Como parte da descoberta do processo, a Microsoft forneceu 8,2 milhões de registros de bate-papo do Copilot a um especialista contratado por editores de notícias. Os registros, afirma, foram escolhidos especificamente “porque encontraram palavras-chave que implicam o uso dos sites dos News Plaintiffs e, portanto, são os que têm maior probabilidade de conter trabalhos dos News Plaintiffs”. Afirma que a análise resultante mostra que 59.545 deles continham pelo menos 16 palavras em comum com o conteúdo de notícias usado para fundamentar o modelo de IA. Um especialista do Center for Investigative Reporting encontrou 51 casos de “sobreposição substancial” com o trabalho do CIR no conjunto de dados, diz a Microsoft. Da mesma forma, um especialista no processo dos autores descobriu que as 8,2 milhões de conversas com o Copilot tiveram apenas 24 respostas que continham pelo menos 30 palavras correspondentes. Apenas 10 dos 212 livros avaliados tinham alguma correspondência, afirma a Microsoft. Os temposCIR e Authors Guild não responderam imediatamente aos pedidos de comentários.
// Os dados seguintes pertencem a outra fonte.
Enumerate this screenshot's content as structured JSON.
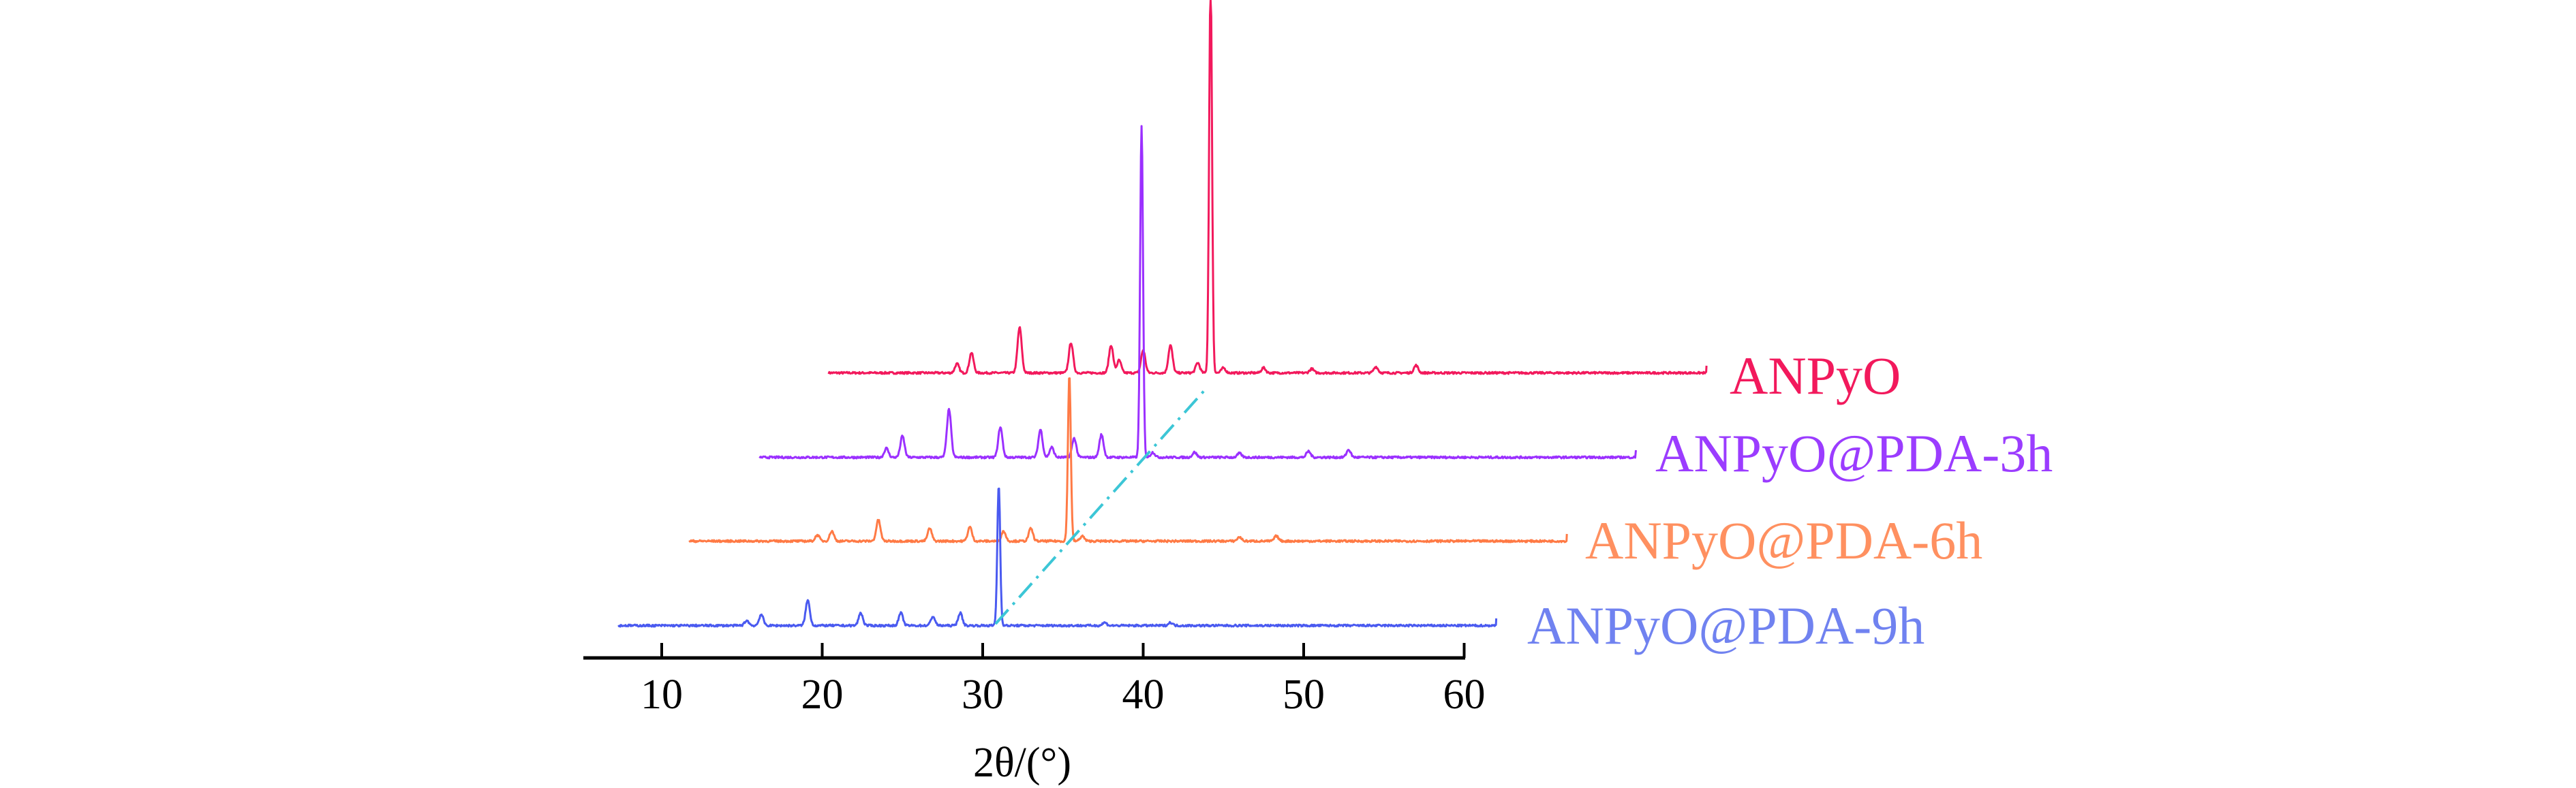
{
  "chart_data": {
    "type": "line",
    "title": "",
    "xlabel": "2θ/(°)",
    "ylabel": "",
    "xlim": [
      5,
      62
    ],
    "xticks": [
      10,
      20,
      30,
      40,
      50,
      60
    ],
    "grid": false,
    "legend": "right, labels beside each trace",
    "series": [
      {
        "name": "ANPyO",
        "color": "#f2195c",
        "label_color": "#f2195c",
        "x_range": [
          20.4,
          75.1
        ],
        "peaks": [
          [
            28.4,
            18
          ],
          [
            29.3,
            40
          ],
          [
            32.3,
            90
          ],
          [
            35.5,
            60
          ],
          [
            38.0,
            55
          ],
          [
            38.5,
            25
          ],
          [
            40.0,
            45
          ],
          [
            41.7,
            55
          ],
          [
            43.4,
            20
          ],
          [
            44.2,
            780
          ],
          [
            45.0,
            10
          ],
          [
            47.5,
            10
          ],
          [
            50.5,
            8
          ],
          [
            54.5,
            12
          ],
          [
            57.0,
            15
          ]
        ]
      },
      {
        "name": "ANPyO@PDA-3h",
        "color": "#9b30ff",
        "label_color": "#9b3cff",
        "x_range": [
          16.1,
          70.7
        ],
        "peaks": [
          [
            24.0,
            18
          ],
          [
            25.0,
            42
          ],
          [
            27.9,
            95
          ],
          [
            31.1,
            60
          ],
          [
            33.6,
            55
          ],
          [
            34.3,
            20
          ],
          [
            35.7,
            38
          ],
          [
            37.4,
            45
          ],
          [
            39.9,
            655
          ],
          [
            40.6,
            10
          ],
          [
            43.2,
            10
          ],
          [
            46.0,
            8
          ],
          [
            50.3,
            12
          ],
          [
            52.8,
            15
          ]
        ]
      },
      {
        "name": "ANPyO@PDA-6h",
        "color": "#ff7a45",
        "label_color": "#ff9060",
        "x_range": [
          11.7,
          66.4
        ],
        "peaks": [
          [
            19.7,
            12
          ],
          [
            20.6,
            20
          ],
          [
            23.5,
            42
          ],
          [
            26.7,
            25
          ],
          [
            29.2,
            28
          ],
          [
            31.3,
            20
          ],
          [
            33.0,
            25
          ],
          [
            35.4,
            330
          ],
          [
            36.2,
            10
          ],
          [
            46.0,
            8
          ],
          [
            48.3,
            10
          ]
        ]
      },
      {
        "name": "ANPyO@PDA-9h",
        "color": "#4a5af0",
        "label_color": "#7082f0",
        "x_range": [
          7.3,
          62.0
        ],
        "peaks": [
          [
            15.3,
            10
          ],
          [
            16.2,
            22
          ],
          [
            19.1,
            50
          ],
          [
            22.4,
            25
          ],
          [
            24.9,
            25
          ],
          [
            26.9,
            18
          ],
          [
            28.6,
            25
          ],
          [
            31.0,
            278
          ],
          [
            37.6,
            6
          ],
          [
            41.7,
            6
          ]
        ]
      }
    ],
    "guide_line": {
      "style": "dash-dot",
      "color": "#3cc6d6",
      "x_from": 30.8,
      "x_to": 43.9,
      "from_series": "ANPyO@PDA-9h",
      "to_series": "ANPyO"
    }
  }
}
A Microsoft argumenta que os números reforçam seu argumento de que o uso de conteúdo protegido por direitos autorais para conjuntos de dados de treinamento de IA deve ser considerado uso justo. Embora sistemas como o Copilot dependam do uso de material protegido por direitos autorais, diz ele, os sistemas resultantes são usados ​​para propósitos significativamente diferentes dos originais. O facto de por vezes reproduzirem secções de texto, conclui, “dificilmente prejudica o propósito transformador da formação LLM”.
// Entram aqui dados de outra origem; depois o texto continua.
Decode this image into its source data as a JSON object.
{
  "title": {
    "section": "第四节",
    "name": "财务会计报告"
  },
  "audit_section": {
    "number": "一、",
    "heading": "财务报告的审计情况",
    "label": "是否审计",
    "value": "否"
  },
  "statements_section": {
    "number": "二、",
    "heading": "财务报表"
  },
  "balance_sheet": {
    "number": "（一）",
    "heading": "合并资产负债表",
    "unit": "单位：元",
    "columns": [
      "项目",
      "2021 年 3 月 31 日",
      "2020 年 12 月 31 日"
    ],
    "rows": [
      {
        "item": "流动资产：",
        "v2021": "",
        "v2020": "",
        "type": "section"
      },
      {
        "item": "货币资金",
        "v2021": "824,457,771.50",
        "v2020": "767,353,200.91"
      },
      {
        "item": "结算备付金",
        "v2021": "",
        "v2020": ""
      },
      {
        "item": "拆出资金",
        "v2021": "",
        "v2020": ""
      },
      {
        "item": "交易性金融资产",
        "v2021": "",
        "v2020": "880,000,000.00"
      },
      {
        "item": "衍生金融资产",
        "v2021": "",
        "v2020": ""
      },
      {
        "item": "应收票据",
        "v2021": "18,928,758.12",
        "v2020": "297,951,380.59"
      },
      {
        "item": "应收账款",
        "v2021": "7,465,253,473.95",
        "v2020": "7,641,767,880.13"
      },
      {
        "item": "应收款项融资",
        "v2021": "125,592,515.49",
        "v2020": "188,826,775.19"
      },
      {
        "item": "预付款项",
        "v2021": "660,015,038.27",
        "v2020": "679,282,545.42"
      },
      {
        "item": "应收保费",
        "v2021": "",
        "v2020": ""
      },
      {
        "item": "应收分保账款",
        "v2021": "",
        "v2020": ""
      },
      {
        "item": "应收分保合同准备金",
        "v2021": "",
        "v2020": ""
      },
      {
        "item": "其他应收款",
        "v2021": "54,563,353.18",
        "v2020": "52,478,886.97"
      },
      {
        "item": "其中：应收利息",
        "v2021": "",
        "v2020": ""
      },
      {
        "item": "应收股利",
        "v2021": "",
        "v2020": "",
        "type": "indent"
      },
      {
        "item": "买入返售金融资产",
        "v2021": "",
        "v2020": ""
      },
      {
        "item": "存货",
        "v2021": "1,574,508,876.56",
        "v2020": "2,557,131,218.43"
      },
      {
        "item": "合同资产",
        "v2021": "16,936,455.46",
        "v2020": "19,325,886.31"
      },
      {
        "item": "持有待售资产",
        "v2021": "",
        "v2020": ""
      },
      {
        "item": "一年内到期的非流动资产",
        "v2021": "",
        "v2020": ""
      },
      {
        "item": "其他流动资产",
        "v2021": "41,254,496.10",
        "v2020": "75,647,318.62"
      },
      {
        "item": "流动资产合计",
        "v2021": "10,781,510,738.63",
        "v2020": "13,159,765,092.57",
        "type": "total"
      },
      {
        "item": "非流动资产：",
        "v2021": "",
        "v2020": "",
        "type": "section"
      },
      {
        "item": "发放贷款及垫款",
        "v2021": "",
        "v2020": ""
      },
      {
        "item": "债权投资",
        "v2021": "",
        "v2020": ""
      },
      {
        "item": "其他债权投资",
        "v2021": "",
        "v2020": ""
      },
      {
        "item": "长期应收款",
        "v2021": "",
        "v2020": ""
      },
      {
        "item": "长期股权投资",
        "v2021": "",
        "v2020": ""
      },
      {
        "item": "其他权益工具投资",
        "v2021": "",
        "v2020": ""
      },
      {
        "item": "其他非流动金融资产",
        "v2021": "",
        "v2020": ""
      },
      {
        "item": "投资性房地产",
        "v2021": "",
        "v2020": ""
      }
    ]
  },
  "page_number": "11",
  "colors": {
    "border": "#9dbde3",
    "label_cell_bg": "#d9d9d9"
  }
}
Os registros foram feitos como parte de uma batalha legal movida por editores e autores contra a Microsoft e a OpenAI, que os demandantes afirmam que construíram produtos em suas obras e agora competem diretamente com eles, em parte regurgitando conteúdo protegido por direitos autorais. As reivindicações dos editores de notícias e dos autores de livros foram consolidadas sob um único juiz para agilizar o processo, apesar das objeções dos editores e autores. A Microsoft apresentou seu pedido na sexta-feira, enquanto defende que o juiz emita um julgamento sumário, o que encerraria o caso em um estágio inicial. (A administração Trump também apresentou uma declaração de interesse no New York Times caso esta semana, apoiando OpenAI.) Se o juiz ficar do lado dos editores e autores, a batalha legal continuará no tribunal.